For a participant who actually pays costs, the directional anomaly zoo is mostly a selection-and-publication artifact. ~Half the premium decays post-publication, the median anomaly is sub-floor in the last decade, the t>2 bar fails multiple testing, and turnover costs erase most of the rest. The lone robust survivor is low-turnover quality.

This completes the directional half of the program, and it rhymes with the rest. The one equity factor that pays on our data — short-term reversal — is not a directional forecast but a liquidity-provision premium (Paper 5). The one crypto factor that pays — short-horizon trend — echoes Paper 2's funding cross-section. And quality, the lone zoo survivor, wins precisely because it is cheap to hold. Across four papers the throughline is unmistakable: in markets this efficient, out-of-sample discipline and honest cost modeling are the alpha — they are what separate the handful of real edges from the hundreds of fake ones.
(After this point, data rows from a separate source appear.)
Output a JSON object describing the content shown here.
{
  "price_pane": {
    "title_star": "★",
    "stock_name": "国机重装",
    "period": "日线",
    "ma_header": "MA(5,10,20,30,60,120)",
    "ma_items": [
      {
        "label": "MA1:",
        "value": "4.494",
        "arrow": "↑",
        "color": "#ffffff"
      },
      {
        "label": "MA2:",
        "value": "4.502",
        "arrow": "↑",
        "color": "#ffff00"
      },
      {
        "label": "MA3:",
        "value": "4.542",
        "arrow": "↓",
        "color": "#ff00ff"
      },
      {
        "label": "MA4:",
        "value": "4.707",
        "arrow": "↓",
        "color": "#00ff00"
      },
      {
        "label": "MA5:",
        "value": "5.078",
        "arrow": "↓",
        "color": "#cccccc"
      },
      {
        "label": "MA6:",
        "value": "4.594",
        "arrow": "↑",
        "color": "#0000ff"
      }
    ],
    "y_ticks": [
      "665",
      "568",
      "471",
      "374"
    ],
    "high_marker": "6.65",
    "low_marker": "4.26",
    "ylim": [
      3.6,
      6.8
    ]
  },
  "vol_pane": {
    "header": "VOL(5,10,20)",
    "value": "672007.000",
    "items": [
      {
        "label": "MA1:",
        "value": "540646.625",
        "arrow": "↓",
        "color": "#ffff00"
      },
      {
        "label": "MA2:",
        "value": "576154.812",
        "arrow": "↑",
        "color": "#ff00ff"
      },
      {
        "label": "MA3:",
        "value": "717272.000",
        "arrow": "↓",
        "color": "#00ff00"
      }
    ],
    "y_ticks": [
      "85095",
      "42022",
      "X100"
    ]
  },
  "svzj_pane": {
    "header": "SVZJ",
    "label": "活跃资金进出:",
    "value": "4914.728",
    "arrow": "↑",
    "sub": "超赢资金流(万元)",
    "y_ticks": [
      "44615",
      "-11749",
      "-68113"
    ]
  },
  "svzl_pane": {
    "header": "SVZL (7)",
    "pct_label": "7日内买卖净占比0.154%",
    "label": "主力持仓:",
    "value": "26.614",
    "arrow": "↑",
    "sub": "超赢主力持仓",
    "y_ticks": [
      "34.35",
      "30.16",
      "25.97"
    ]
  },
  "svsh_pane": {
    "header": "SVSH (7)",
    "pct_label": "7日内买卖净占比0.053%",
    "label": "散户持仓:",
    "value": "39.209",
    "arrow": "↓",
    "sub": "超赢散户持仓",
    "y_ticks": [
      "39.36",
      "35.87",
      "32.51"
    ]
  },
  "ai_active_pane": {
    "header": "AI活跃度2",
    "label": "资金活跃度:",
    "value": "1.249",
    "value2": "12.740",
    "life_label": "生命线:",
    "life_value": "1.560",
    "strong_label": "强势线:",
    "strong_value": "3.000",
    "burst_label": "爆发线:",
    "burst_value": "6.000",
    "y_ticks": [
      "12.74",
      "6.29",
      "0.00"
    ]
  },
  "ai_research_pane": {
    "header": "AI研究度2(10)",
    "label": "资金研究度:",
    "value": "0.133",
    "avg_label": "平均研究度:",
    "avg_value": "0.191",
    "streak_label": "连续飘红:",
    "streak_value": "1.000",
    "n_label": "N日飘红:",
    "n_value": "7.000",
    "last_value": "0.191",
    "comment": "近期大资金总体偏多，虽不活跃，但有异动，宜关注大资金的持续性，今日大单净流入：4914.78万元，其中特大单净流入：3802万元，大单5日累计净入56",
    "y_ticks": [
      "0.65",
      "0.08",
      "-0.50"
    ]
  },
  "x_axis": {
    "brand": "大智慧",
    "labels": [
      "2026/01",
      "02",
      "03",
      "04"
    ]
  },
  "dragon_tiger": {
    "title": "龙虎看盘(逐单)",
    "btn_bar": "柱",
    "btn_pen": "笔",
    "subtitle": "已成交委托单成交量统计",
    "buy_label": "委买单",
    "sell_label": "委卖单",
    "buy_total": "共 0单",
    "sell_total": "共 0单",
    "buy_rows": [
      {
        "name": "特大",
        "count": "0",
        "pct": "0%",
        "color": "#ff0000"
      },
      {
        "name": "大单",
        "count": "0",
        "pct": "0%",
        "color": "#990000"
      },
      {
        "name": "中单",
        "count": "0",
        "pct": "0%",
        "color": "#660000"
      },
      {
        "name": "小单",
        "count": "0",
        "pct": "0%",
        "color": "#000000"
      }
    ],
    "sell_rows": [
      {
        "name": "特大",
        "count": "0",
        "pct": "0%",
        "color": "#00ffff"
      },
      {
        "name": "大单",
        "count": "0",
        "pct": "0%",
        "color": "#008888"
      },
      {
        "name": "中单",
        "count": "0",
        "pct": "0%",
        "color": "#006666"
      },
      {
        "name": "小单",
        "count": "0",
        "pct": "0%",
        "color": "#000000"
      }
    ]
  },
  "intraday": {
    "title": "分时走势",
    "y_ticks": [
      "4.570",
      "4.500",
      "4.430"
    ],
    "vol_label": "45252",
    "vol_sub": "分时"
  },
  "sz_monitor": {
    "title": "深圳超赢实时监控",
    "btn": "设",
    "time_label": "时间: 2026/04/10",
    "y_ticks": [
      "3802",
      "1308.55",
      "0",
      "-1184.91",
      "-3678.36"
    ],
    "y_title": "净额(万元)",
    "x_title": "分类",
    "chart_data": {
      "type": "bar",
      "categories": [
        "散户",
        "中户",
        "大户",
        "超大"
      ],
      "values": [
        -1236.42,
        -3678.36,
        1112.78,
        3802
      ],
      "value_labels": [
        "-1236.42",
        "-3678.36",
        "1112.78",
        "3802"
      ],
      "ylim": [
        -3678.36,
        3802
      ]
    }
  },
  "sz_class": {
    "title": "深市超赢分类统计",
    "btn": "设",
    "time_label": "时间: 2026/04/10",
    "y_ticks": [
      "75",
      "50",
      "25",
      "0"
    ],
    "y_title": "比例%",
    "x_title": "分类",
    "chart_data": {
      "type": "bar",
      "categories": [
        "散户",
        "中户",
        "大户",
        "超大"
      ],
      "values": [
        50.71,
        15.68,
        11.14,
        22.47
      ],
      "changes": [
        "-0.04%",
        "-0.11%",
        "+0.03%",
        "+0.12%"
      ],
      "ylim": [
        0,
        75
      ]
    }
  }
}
6. Limitations & future work

Cost model. OSAP returns are gross EW-decile long-shorts; we impose a flat per-month turnover cost rather than each predictor's measured turnover, so the net figures are illustrative (though conservative — these are the most expensive portfolios to trade, and the dedicated net-of-cost OSAP/Chen–Velikov variants reach similar conclusions). Our-data equity ends 2020. The FnSpID price panel stops in 2020, so Part B's equity window is 2016–2020; the recent decade is covered authoritatively by the French factors (through 2025). No fundamentals locally. Value/quality/size are audited via published returns, not rebuilt on our names. Scope. We test the published zoo and standard constructions; a machine-learned combination of weak signals (net of costs and honestly cross-validated) is the one direction with a non-trivial prior, but prior in-house work and the literature both suggest the costs and decay documented here dominate. Quality/profitability — the survivor — deserves a dedicated, cost-and-capacity-aware follow-up.

References

  1. R. D. McLean & J. Pontiff (2016). “Does Academic Research Destroy Stock Return Predictability?” Journal of Finance 71(1).
  2. C. Harvey, Y. Liu & H. Zhu (2016). “…and the Cross-Section of Expected Returns.” Review of Financial Studies 29(1). (Multiple testing; the |t|>3 hurdle.)
  3. K. Hou, C. Xue & L. Zhang (2020). “Replicating Anomalies.” Review of Financial Studies 33(5).
  4. A. Y. Chen & T. Zimmermann (2022). “Open Source Cross-Sectional Asset Pricing.” Critical Finance Review (openassetpricing.com).
  5. R. Novy-Marx & M. Velikov (2016). “A Taxonomy of Anomalies and Their Trading Costs.” Review of Financial Studies 29(1).
  6. E. Fama & K. French (2015). “A Five-Factor Asset Pricing Model.” Journal of Financial Economics 116(1).
  7. B. Vine (2026). “The Volatility Risk Premium,” “Crypto Carry,” “Statistical Arbitrage in Crypto.” Alpha Research, Papers 1–3.